Charming - Jade Linwood

I took a chance on his one which well and truly paid off. It's another cosy sort of fantasy, this time with the starting point that Prince Charming is a conman; rescuing the Princess is his way in but well before the wedding is planned he's made away with the kingdom's worldly wealth. He's been getting away with it for years when three of his victims meet at a wedding, start talking, and then start plotting.

It works because Jade Linwood knows her source material, doesn't mess around with romance, and gives her characters some nuance. It's a fair assumption that a set of lady's who have respectively been blessed by any number of good fairies (a relative term) along with one bad one, can charm the birds from the trees and speak their language, and lived their lives with a formidable witch they had the wit to escape from will have an impressive revenge seeking skill set. And so it is. 

The magic of Fairy tales is that they evolve with every telling, Linwood references everything from the Grimm's, Perrault, and Gabrrielle-Suzanne Barbot de Villeneuve through to Disney and plenty of versions in between with her own particular twist on top. Do these Princesses need a bit of rescuing, yes - they do.

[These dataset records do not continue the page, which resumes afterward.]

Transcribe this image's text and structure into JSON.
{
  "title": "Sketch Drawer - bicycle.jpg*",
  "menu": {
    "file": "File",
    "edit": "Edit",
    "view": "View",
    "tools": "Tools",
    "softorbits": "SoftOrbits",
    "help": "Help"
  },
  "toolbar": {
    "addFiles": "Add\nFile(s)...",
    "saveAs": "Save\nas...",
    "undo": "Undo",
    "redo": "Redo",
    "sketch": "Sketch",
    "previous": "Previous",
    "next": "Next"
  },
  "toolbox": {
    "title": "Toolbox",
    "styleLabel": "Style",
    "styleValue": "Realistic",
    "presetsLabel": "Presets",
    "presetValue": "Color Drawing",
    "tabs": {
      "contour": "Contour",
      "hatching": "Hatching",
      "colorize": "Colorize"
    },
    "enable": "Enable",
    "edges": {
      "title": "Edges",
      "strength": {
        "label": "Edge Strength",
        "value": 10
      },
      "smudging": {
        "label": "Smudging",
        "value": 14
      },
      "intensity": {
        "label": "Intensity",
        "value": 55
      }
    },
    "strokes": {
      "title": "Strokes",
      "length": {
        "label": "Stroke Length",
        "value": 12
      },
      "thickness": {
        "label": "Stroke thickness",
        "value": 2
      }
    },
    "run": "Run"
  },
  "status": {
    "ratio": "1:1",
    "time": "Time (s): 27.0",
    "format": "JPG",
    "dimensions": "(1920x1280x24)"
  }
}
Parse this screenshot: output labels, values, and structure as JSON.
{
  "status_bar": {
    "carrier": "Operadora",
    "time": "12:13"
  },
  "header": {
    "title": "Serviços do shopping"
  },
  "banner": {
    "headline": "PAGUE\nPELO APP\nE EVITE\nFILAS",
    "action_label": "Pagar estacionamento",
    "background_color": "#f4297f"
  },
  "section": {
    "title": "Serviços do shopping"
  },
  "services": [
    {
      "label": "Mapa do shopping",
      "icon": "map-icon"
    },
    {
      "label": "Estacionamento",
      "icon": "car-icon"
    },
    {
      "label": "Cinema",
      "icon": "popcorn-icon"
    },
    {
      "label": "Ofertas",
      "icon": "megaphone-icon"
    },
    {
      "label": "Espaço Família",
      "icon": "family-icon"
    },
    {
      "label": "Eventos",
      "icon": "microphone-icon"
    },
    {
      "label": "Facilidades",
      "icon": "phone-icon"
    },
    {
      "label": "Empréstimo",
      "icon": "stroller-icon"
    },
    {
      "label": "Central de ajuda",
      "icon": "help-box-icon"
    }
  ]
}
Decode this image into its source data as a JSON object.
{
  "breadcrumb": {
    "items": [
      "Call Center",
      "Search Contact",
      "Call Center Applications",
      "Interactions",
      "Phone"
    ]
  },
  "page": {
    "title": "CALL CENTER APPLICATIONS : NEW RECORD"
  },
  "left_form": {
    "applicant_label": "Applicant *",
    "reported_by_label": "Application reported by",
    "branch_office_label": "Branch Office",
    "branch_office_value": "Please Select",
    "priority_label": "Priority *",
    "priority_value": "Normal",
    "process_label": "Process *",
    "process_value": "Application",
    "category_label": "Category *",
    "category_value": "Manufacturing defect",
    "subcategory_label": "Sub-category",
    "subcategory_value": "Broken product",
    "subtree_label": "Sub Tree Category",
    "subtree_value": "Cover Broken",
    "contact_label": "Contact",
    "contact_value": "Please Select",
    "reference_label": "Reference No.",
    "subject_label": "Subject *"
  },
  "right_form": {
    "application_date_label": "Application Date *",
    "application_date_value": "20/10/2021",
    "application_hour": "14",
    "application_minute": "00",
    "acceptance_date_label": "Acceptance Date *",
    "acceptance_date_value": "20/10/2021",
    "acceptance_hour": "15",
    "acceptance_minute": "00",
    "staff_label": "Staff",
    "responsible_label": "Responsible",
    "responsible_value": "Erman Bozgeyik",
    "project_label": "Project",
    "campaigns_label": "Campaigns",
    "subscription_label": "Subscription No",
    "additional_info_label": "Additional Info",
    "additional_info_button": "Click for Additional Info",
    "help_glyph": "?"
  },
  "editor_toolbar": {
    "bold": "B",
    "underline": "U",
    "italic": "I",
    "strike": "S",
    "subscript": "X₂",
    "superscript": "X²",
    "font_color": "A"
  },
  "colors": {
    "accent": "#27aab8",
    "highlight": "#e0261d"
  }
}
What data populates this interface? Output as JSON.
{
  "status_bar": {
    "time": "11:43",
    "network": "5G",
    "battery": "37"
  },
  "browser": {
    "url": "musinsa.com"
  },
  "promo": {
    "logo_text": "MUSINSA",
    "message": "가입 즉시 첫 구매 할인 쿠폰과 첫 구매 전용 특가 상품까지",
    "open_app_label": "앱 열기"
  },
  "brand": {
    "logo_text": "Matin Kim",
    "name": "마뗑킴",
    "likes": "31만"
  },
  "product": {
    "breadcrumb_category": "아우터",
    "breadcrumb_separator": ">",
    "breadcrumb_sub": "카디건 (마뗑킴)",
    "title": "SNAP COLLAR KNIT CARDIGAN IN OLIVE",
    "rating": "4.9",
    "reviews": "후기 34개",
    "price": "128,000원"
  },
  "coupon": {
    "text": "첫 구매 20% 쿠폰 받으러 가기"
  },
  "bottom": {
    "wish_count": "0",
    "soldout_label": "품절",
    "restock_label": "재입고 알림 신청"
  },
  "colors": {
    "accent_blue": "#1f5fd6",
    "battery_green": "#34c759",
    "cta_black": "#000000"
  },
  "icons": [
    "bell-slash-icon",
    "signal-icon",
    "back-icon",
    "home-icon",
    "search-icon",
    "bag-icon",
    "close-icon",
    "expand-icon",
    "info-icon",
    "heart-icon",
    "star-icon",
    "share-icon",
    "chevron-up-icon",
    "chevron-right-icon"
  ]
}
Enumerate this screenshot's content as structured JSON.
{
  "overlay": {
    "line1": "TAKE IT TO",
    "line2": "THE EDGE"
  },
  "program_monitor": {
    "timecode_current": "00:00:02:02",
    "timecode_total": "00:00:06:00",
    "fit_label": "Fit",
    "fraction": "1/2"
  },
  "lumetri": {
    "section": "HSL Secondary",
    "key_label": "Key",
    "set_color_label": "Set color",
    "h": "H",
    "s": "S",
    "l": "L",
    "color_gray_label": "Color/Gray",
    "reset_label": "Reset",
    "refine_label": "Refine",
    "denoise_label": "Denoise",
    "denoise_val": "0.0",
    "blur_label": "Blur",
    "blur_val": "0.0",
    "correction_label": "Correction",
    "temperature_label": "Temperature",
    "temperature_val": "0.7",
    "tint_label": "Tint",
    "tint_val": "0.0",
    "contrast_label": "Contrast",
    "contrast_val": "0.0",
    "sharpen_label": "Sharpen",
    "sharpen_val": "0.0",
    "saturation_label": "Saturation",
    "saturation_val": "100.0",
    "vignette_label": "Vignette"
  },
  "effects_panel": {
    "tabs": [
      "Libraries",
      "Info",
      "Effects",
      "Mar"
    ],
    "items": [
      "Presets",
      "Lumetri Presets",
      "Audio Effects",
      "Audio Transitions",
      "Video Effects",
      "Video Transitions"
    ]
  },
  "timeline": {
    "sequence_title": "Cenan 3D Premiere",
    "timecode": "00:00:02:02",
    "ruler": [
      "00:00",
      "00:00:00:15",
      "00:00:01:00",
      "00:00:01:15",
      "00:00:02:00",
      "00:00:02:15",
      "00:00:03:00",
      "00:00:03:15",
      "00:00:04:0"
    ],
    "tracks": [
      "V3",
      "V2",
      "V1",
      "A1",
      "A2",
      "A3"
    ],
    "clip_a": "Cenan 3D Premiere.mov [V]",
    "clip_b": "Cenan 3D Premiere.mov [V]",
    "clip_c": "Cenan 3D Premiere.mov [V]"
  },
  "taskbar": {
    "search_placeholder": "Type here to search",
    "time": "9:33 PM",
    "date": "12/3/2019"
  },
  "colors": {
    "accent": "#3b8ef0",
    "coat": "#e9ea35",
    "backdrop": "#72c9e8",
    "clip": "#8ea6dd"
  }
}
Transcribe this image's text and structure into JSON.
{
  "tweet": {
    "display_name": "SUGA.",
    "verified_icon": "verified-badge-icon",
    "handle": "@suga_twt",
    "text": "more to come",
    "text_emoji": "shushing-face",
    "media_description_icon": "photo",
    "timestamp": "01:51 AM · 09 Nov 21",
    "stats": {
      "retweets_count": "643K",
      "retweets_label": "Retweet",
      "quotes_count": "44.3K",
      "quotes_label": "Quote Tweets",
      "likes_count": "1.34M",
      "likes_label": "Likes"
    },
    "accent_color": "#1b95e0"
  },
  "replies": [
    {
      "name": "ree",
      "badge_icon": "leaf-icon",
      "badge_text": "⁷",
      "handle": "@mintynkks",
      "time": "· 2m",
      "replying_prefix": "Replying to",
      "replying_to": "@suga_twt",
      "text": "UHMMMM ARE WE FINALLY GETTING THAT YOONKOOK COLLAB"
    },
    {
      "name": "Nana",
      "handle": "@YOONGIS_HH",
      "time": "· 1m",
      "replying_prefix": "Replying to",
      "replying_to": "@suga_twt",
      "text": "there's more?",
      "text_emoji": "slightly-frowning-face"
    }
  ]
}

Does the Prince need to promise to marry them - well, the story demands it and stories are powerful things, especially where actual fae are involved, but nobody enjoys being made a fool of or being cheated out of the better part of their wealth.

It's a funny book that jogs along at a decent pace - it could have been slightly more tightly edited but the world-building and storytelling are so much fun and so much part of the point of the book that it's a moot point. The heroines are enjoyably imperfect, their growing friendship is heartwarming, Prince Charming has enough charm to carry off being a cad (he has reasons or something) and it's what I think of as a perfect holiday book* - one that I could share with a whole lot of people of all sorts of ages and tastes and safely assume that they'd all get something out of it. 

Like Travis Baldree's books, this has enough heart to it as well as humour to make me feel like it's a keeper rather than a throwaway one-time read. I read it when I was feeling particularly low and it cheered me up, I'll keep it on my rainy-day shelf for the next time I need a good-quality pick-me-up. 

*I know that on the one hand this os old fashioned - there's no real need to pack physical books anymore or consider sharing them, but I see plenty of families shopping for books that 2 or more generations will read and I'll always think it's a nice thing to do.